More tellingly, even with his fiscally conservative platform, Rammell didn't win his home county of Madison, billed as the reddest county in the nation and a bastion of fiscal conservatism. Risch swept the county with 9,552 votes, trouncing LaRocco who earned 1,282 votes and easily beating the minor candidates including Rammell, who together earned only 2,037 votes in the county. Rammell nettted s paltry 197 votes in the county he calls home. His campaign RV was also vandalized in Rexburg. (I don't condone vandalism, obviously, it's just interesting to have it happen on his home turf.)

Idaho voters certainly vote the party. They also -- and this is to Rammell's detriment -- vote the individual within the party. So unless the Republicans in Idaho nominate a complete rube in the event Otter does not run again, Rammell's chances of winning are slim.
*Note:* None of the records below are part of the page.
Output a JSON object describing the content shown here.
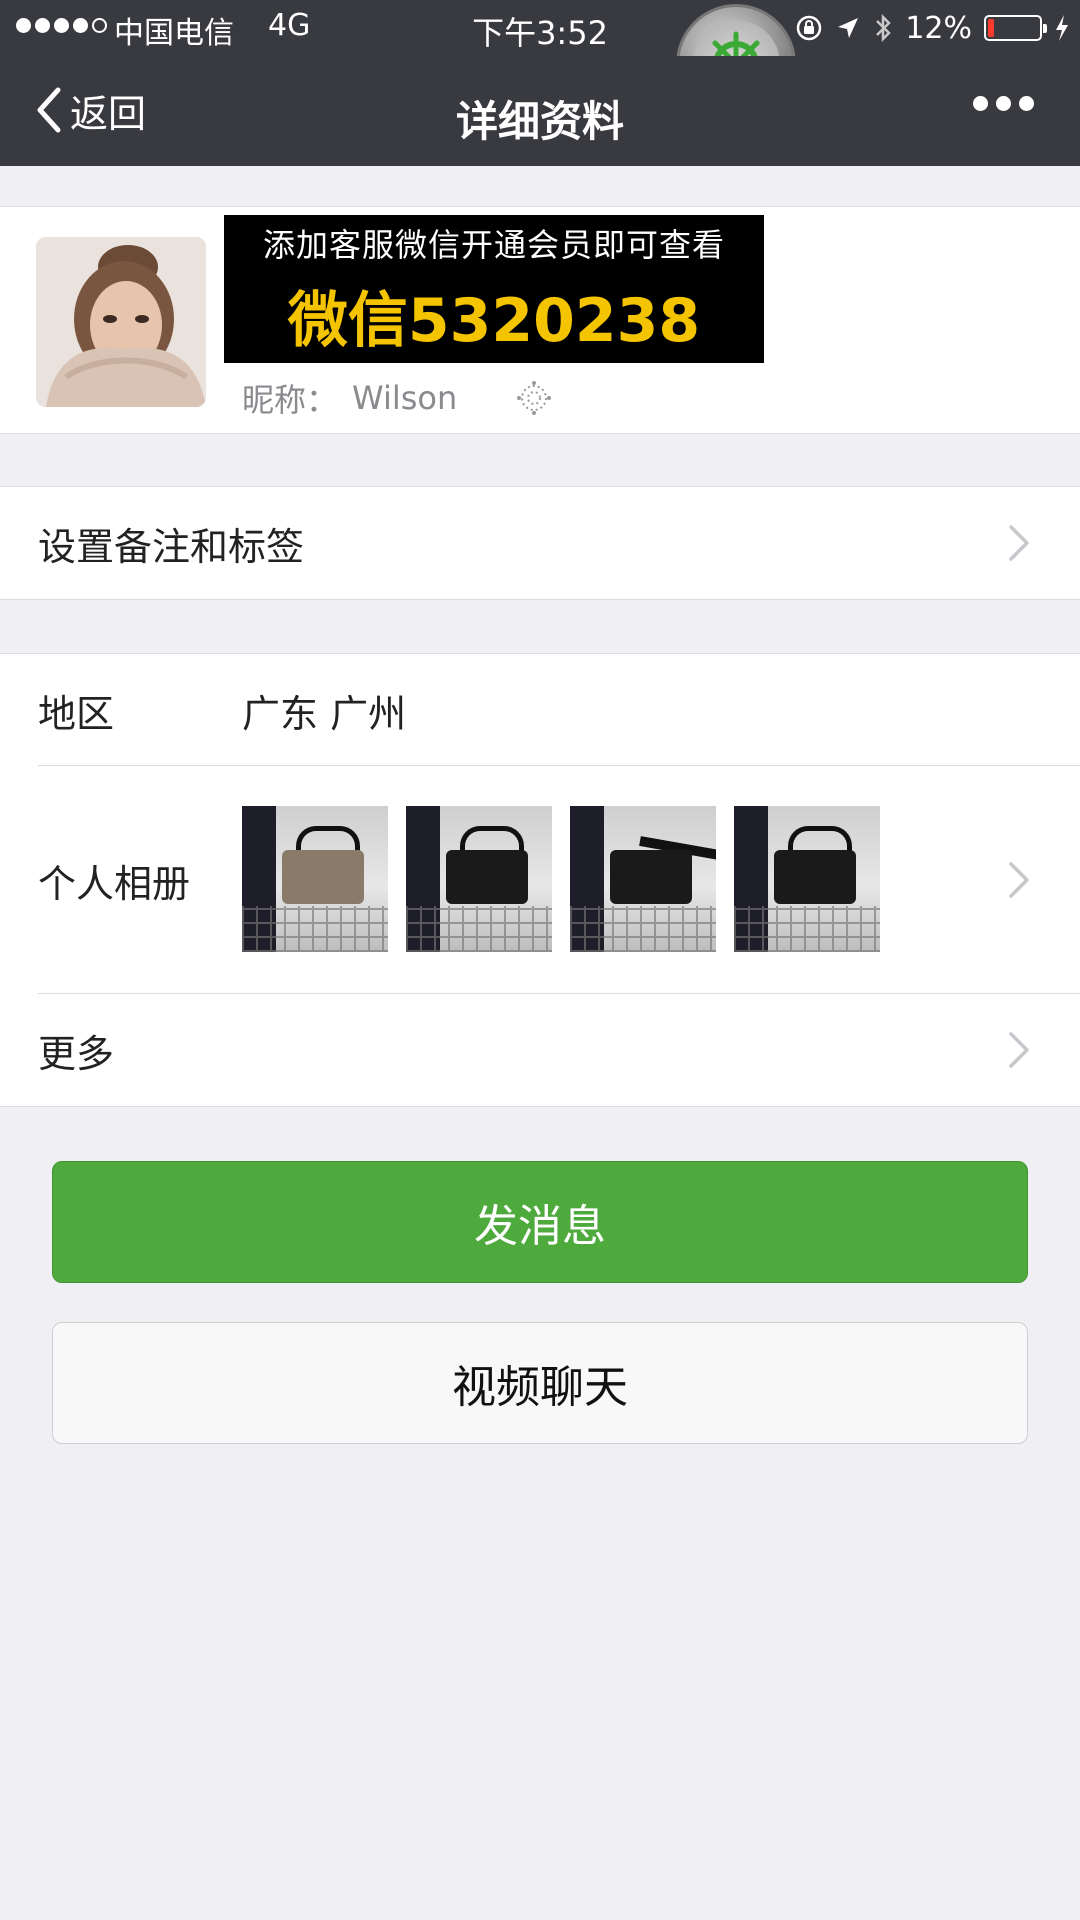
{
  "status_bar": {
    "carrier": "中国电信",
    "network": "4G",
    "time": "下午3:52",
    "battery_percent": "12%",
    "battery_level": 0.12,
    "battery_color": "#ff3b30",
    "signal_bars_filled": 4,
    "signal_bars_total": 5,
    "icons": [
      "rotation-lock-icon",
      "location-arrow-icon",
      "bluetooth-icon",
      "battery-icon",
      "charging-bolt-icon"
    ]
  },
  "overlay": {
    "icon": "ship-wheel-icon",
    "color": "#3aa935"
  },
  "nav": {
    "back_label": "返回",
    "title": "详细资料",
    "more_icon": "more-dots-icon"
  },
  "profile": {
    "ad_line1": "添加客服微信开通会员即可查看",
    "ad_line2": "微信5320238",
    "nickname_label": "昵称：",
    "nickname_value": "Wilson",
    "gender_icon": "gender-icon"
  },
  "cells": {
    "remark_label": "设置备注和标签",
    "region_label": "地区",
    "region_value": "广东 广州",
    "album_label": "个人相册",
    "album_thumb_count": 4,
    "more_label": "更多"
  },
  "actions": {
    "send_message": "发消息",
    "video_chat": "视频聊天",
    "primary_color": "#4faa3e"
  }
}
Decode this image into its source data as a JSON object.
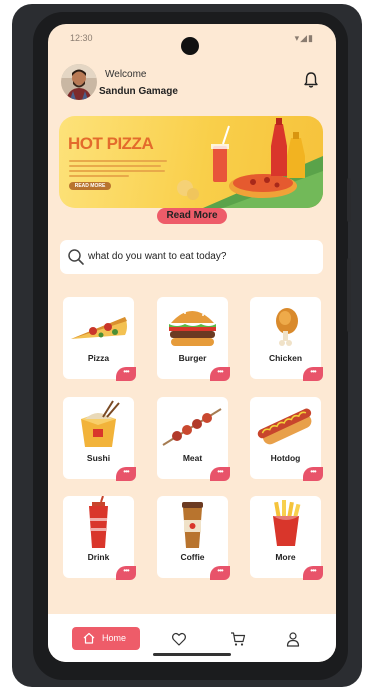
{
  "status": {
    "time": "12:30",
    "icons": "▾◢▮"
  },
  "header": {
    "welcome": "Welcome",
    "user_name": "Sandun Gamage"
  },
  "banner": {
    "title": "HOT PIZZA",
    "button_label": "READ MORE"
  },
  "read_more_label": "Read More",
  "search": {
    "placeholder": "what do you want to eat today?"
  },
  "categories": [
    {
      "label": "Pizza",
      "icon": "pizza-icon"
    },
    {
      "label": "Burger",
      "icon": "burger-icon"
    },
    {
      "label": "Chicken",
      "icon": "chicken-icon"
    },
    {
      "label": "Sushi",
      "icon": "sushi-box-icon"
    },
    {
      "label": "Meat",
      "icon": "skewer-icon"
    },
    {
      "label": "Hotdog",
      "icon": "hotdog-icon"
    },
    {
      "label": "Drink",
      "icon": "drink-icon"
    },
    {
      "label": "Coffie",
      "icon": "coffee-cup-icon"
    },
    {
      "label": "More",
      "icon": "fries-icon"
    }
  ],
  "card_action": "•••",
  "nav": {
    "home_label": "Home"
  },
  "colors": {
    "accent": "#ee5c69",
    "background": "#fde9d4",
    "banner": "#f9cf4a"
  }
}
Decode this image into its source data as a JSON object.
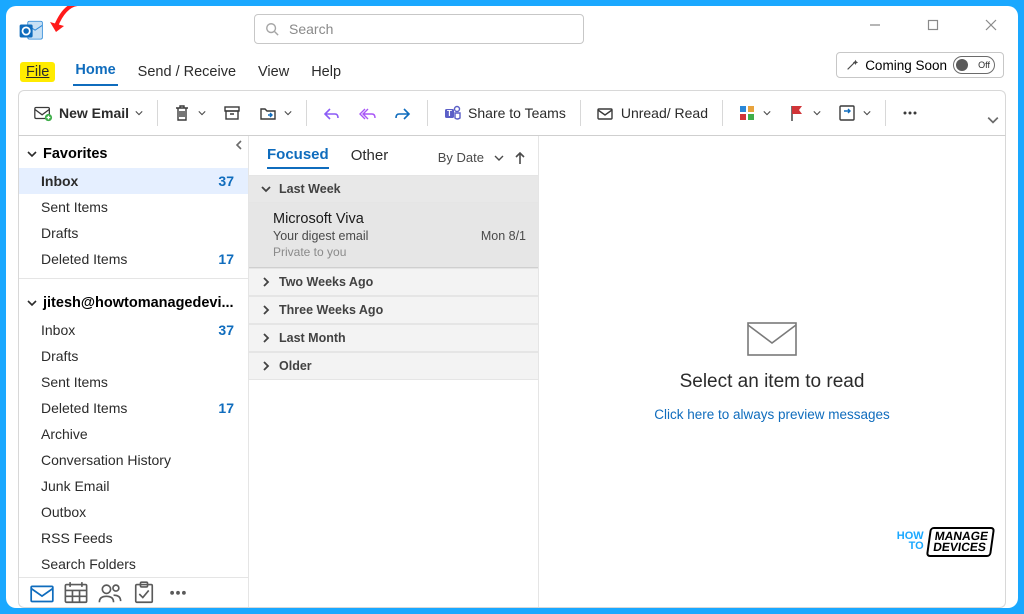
{
  "titlebar": {
    "search_placeholder": "Search"
  },
  "tabs": {
    "file": "File",
    "home": "Home",
    "sendreceive": "Send / Receive",
    "view": "View",
    "help": "Help",
    "coming_soon": "Coming Soon",
    "toggle_off": "Off"
  },
  "ribbon": {
    "new_email": "New Email",
    "share_teams": "Share to Teams",
    "unread_read": "Unread/ Read"
  },
  "nav": {
    "favorites": "Favorites",
    "account": "jitesh@howtomanagedevi...",
    "items_fav": [
      {
        "label": "Inbox",
        "count": "37",
        "bold": true,
        "sel": true
      },
      {
        "label": "Sent Items"
      },
      {
        "label": "Drafts"
      },
      {
        "label": "Deleted Items",
        "count": "17"
      }
    ],
    "items_acct": [
      {
        "label": "Inbox",
        "count": "37"
      },
      {
        "label": "Drafts"
      },
      {
        "label": "Sent Items"
      },
      {
        "label": "Deleted Items",
        "count": "17"
      },
      {
        "label": "Archive"
      },
      {
        "label": "Conversation History"
      },
      {
        "label": "Junk Email"
      },
      {
        "label": "Outbox"
      },
      {
        "label": "RSS Feeds"
      },
      {
        "label": "Search Folders"
      }
    ]
  },
  "list": {
    "tab_focused": "Focused",
    "tab_other": "Other",
    "sort": "By Date",
    "groups": {
      "last_week": "Last Week",
      "two_weeks": "Two Weeks Ago",
      "three_weeks": "Three Weeks Ago",
      "last_month": "Last Month",
      "older": "Older"
    },
    "mail": {
      "from": "Microsoft Viva",
      "subject": "Your digest email",
      "date": "Mon 8/1",
      "tag": "Private to you"
    }
  },
  "reader": {
    "title": "Select an item to read",
    "link": "Click here to always preview messages"
  },
  "watermark": {
    "how": "HOW",
    "to": "TO",
    "manage": "MANAGE",
    "devices": "DEVICES"
  }
}
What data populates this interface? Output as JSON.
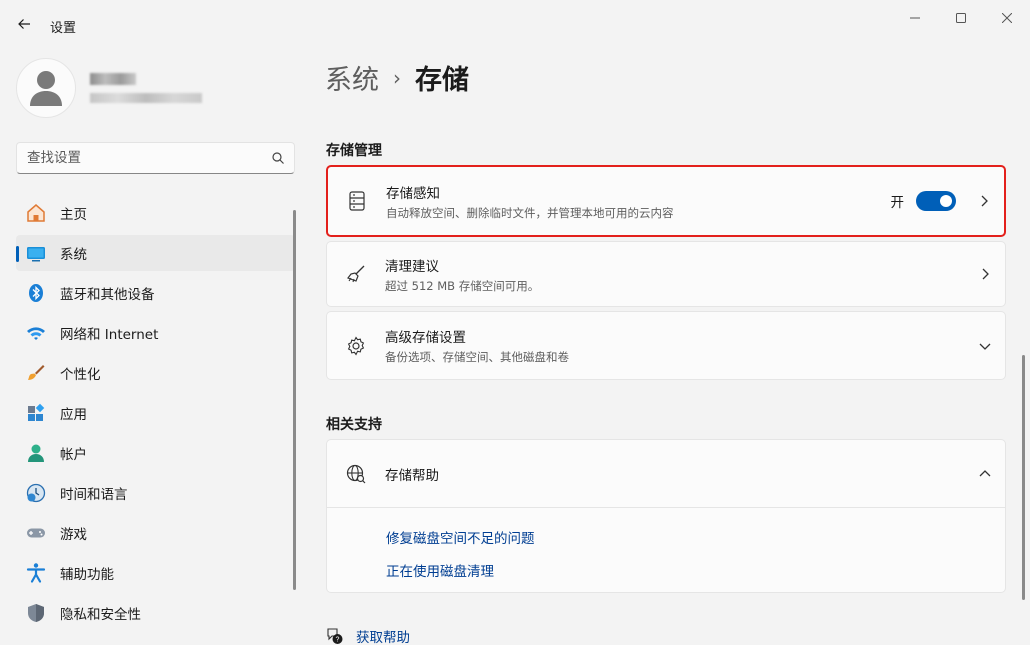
{
  "window": {
    "app_title": "设置"
  },
  "search": {
    "placeholder": "查找设置"
  },
  "sidebar": {
    "items": [
      {
        "label": "主页",
        "icon": "home-icon"
      },
      {
        "label": "系统",
        "icon": "system-icon",
        "active": true
      },
      {
        "label": "蓝牙和其他设备",
        "icon": "bluetooth-icon"
      },
      {
        "label": "网络和 Internet",
        "icon": "wifi-icon"
      },
      {
        "label": "个性化",
        "icon": "brush-icon"
      },
      {
        "label": "应用",
        "icon": "apps-icon"
      },
      {
        "label": "帐户",
        "icon": "account-icon"
      },
      {
        "label": "时间和语言",
        "icon": "clock-globe-icon"
      },
      {
        "label": "游戏",
        "icon": "gamepad-icon"
      },
      {
        "label": "辅助功能",
        "icon": "accessibility-icon"
      },
      {
        "label": "隐私和安全性",
        "icon": "shield-icon"
      }
    ]
  },
  "breadcrumb": {
    "parent": "系统",
    "separator": "›",
    "current": "存储"
  },
  "storage_management": {
    "title": "存储管理",
    "storage_sense": {
      "title": "存储感知",
      "desc": "自动释放空间、删除临时文件，并管理本地可用的云内容",
      "toggle_label": "开",
      "toggle_on": true
    },
    "cleanup": {
      "title": "清理建议",
      "desc": "超过 512 MB 存储空间可用。"
    },
    "advanced": {
      "title": "高级存储设置",
      "desc": "备份选项、存储空间、其他磁盘和卷"
    }
  },
  "related_support": {
    "title": "相关支持",
    "storage_help": {
      "title": "存储帮助",
      "links": [
        "修复磁盘空间不足的问题",
        "正在使用磁盘清理"
      ]
    }
  },
  "footer": {
    "get_help": "获取帮助"
  },
  "colors": {
    "accent": "#005fb8",
    "highlight_border": "#e3201b",
    "link": "#003e92"
  }
}
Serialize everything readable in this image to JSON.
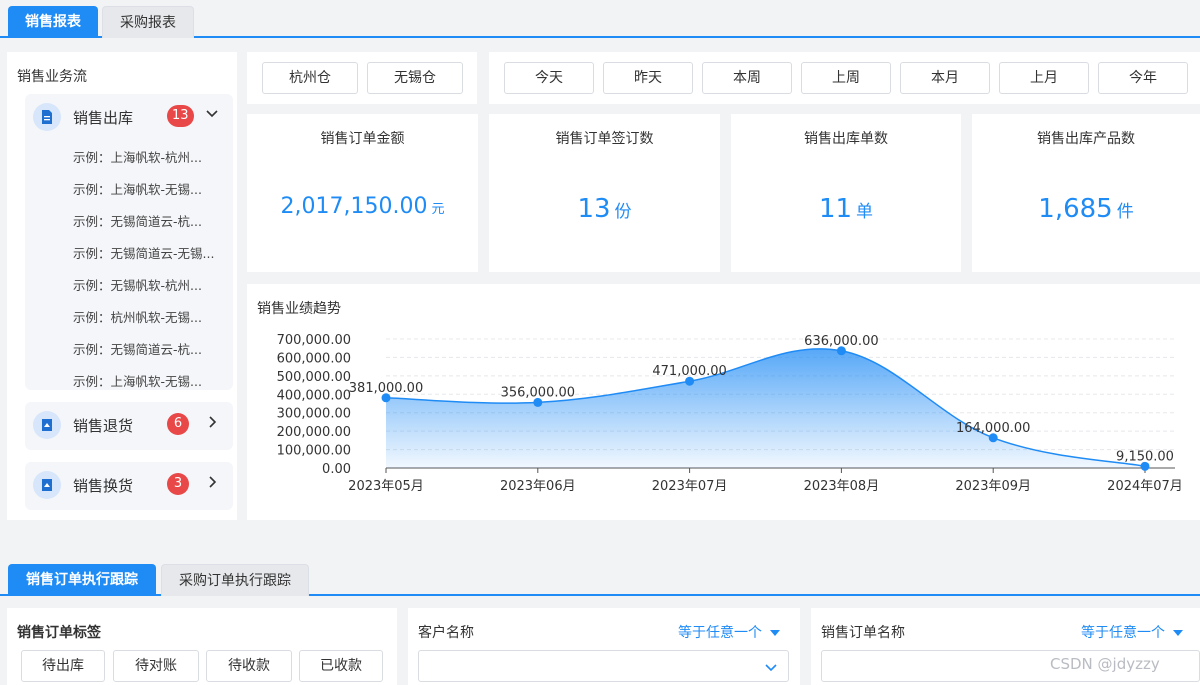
{
  "top_tabs": [
    {
      "label": "销售报表",
      "active": true
    },
    {
      "label": "采购报表",
      "active": false
    }
  ],
  "sidebar": {
    "title": "销售业务流",
    "groups": [
      {
        "label": "销售出库",
        "badge": "13",
        "expanded": true,
        "icon": "document-icon",
        "items": [
          "示例：上海帆软-杭州...",
          "示例：上海帆软-无锡...",
          "示例：无锡简道云-杭...",
          "示例：无锡简道云-无锡...",
          "示例：无锡帆软-杭州...",
          "示例：杭州帆软-无锡...",
          "示例：无锡简道云-杭...",
          "示例：上海帆软-无锡..."
        ]
      },
      {
        "label": "销售退货",
        "badge": "6",
        "expanded": false,
        "icon": "return-icon",
        "items": []
      },
      {
        "label": "销售换货",
        "badge": "3",
        "expanded": false,
        "icon": "exchange-icon",
        "items": []
      }
    ]
  },
  "warehouses": [
    "杭州仓",
    "无锡仓"
  ],
  "periods": [
    "今天",
    "昨天",
    "本周",
    "上周",
    "本月",
    "上月",
    "今年"
  ],
  "kpis": [
    {
      "title": "销售订单金额",
      "value": "2,017,150.00",
      "unit": "元"
    },
    {
      "title": "销售订单签订数",
      "value": "13",
      "unit": "份"
    },
    {
      "title": "销售出库单数",
      "value": "11",
      "unit": "单"
    },
    {
      "title": "销售出库产品数",
      "value": "1,685",
      "unit": "件"
    }
  ],
  "chart_title": "销售业绩趋势",
  "chart_data": {
    "type": "area",
    "categories": [
      "2023年05月",
      "2023年06月",
      "2023年07月",
      "2023年08月",
      "2023年09月",
      "2024年07月"
    ],
    "values": [
      381000,
      356000,
      471000,
      636000,
      164000,
      9150
    ],
    "value_labels": [
      "381,000.00",
      "356,000.00",
      "471,000.00",
      "636,000.00",
      "164,000.00",
      "9,150.00"
    ],
    "yticks": [
      "0.00",
      "100,000.00",
      "200,000.00",
      "300,000.00",
      "400,000.00",
      "500,000.00",
      "600,000.00",
      "700,000.00"
    ],
    "ylim": [
      0,
      700000
    ],
    "grid": true,
    "color": "#1f8bf5"
  },
  "bottom_tabs": [
    {
      "label": "销售订单执行跟踪",
      "active": true
    },
    {
      "label": "采购订单执行跟踪",
      "active": false
    }
  ],
  "tag_section": {
    "title": "销售订单标签",
    "tags": [
      "待出库",
      "待对账",
      "待收款",
      "已收款"
    ]
  },
  "filters": [
    {
      "label": "客户名称",
      "operator": "等于任意一个"
    },
    {
      "label": "销售订单名称",
      "operator": "等于任意一个"
    }
  ],
  "watermark": "CSDN @jdyzzy",
  "colors": {
    "accent": "#1f8bf5",
    "badge": "#e94848"
  }
}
So why do I think a Democrat could win Idaho's governorship next time 'round? Well, I don't. Unless Rammell wins the Republican nomination. Then a Democratic governorship becomes a distinct possibility.

Also worrisome is that Rammell himself can't seem to make up his mind. Earilier this year, he announced plans to run against Rep. Mike Simpson, who won 71 percent of the vote last time he ran and is widely regarded as popular. Rammell probably realized his chances of unseating Simpson were poor, so he's now targeting the governorship.

Rammell obviously believes he's a Republican savior. He told the Spokesman-Review of Spokane, Wash., that he himself sees a Democrat winning the top office if Otter decides to run again. But at the same time, in chiding Otter, Rammell says something he ought to be listening to himself: “I watched what Butch had done,” Rammell told the paper. “He reminded me of a guy that’s not going to run for re-election. Usually, if you want to be re-elected, you don’t go cause a bunch of trouble.”

My advice to Rammell would be: If you want to be elected, you don't go cause a bunch of trouble. And that's what most people see in him.